Je n’ai jamais su comment mes parents payaient, je lui dois d’avoir encore presque toutes mes dents…

Pour les courses donc, c’était des achats à tempérament. Il y avait des listes de dépenses dans les épiceries et le marchand d’habits. Jamais personne ne m’a interpellé, c’était parfois entendu : « Dis à ta mère de passer me voir ». Tout le monde savait ce que cela signifiait.

Lorsque je dus meubler ma maison, le marchand d’électroménager m’avait ouvert le choix : « Prends ce que tu veux et on s’arrangera » C’est même lui qui m’a conseillé pour que je ne reste pas sur les freins.
J’ai pris ce qui m’était utile pour toutes les pièces et nous nous sommes entendus pour le reste, sans signer aucun papier. C’était juste, pour lui, une prise de risque sur parole.
Lorsque j’ai payé le dernier versement, je lui ai adressé un courrier de remerciement pour clore notre entente.
Ce fut parfait, comme chez les indiens, comanches, cheyennes, apaches ou sioux, nous avions pactisé en menant le « tope la » à son terme.
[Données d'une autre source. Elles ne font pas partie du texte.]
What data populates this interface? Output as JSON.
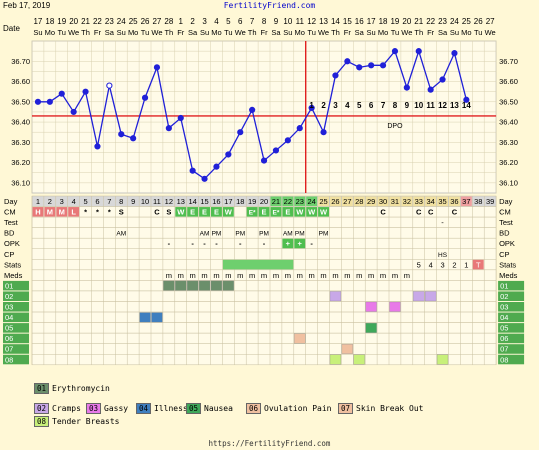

Voilà pourquoi, j’aime ce temps-là, ce passé qui éclaire et guide encore ma conduite.
Aujourd’hui je regardais un jeune les yeux fixés sur son portable, le chemin était très étroit, une seule personne avait passage. En face de lui, une vieille dame qui avait sans doute franchi la quatre vingtaine a dû se déporter sur la route, le gamin ne l’avait même pas calculée, il a poursuivi tête basse.
L’éducation, l’altérité, la bonne conduite et tout ce qui concerne le vivre ensemble m’a paru, à cette triste vue, affaire d’un autre temps, ce n’est plus ou très peu d’actualité.
Pourvu que l’on ait les yeux rivés sur l’ailleurs, l’ici et maintenant s’efface.

Des docteurs Mela, Maestrati et tous ceux de naguère sont une race éteinte.
Les anciens des villages ont du souci à se faire, heureusement il faut rendre hommage aux pompiers, espérons que cette porte de secours perdure encore longtemps…
Pin pon ! Pin pon ! Au secours, Simon évoque le passé ! Qu’il est bête !
Notre beau pays, dit des lumières, semble devenir celui des lumières éteintes.
Eteignez vos lampions, ce n’était pas mieux avant, y a rien à voir !

En ce temps-là, j’avais dix ans.
Le docteur Maestrati et sa famille « dimanchaient ».
Mes grands-parents fêtaient Noël au coin du feu.
Rinaldu, le tailleur se faisait photographier avec mon père.
Père écoutait le vieux Trajan.
La procession démarrait son tour de village.
Abdou et sa famille parlaient corse comme nous.
A la Saint Laurent, on tenait comptoir et les Bimbo chantaient…
Antoine Crispi pouponnait.
Les paroissiens partaient en pèlerinage.
Jaby était dubitatif.
Et papa balayait les rues du village…

Si vous n’avez pas reconnu les deux personnes sur l’image en titre, il s’agit d’Auguste Marenghi et Jaby de Peretti.

PS. Ces images sont signées automatiquement par l’ordi, évidemment, je ne suis pas le photographe, j’étais bien trop jeune ou pas encore né.

2 Comments

  1. Les années passent… tes merveilleuses photos ont le don de nous ramener dans la nostalgie.

    1. On y est bien si j’en juge par les lectures nombreuses depuis que j’ai abordé ce thème.
      Encore un peu et je reviens aux fondamentaux du blog.
      Merci, bonne journée à vous deux.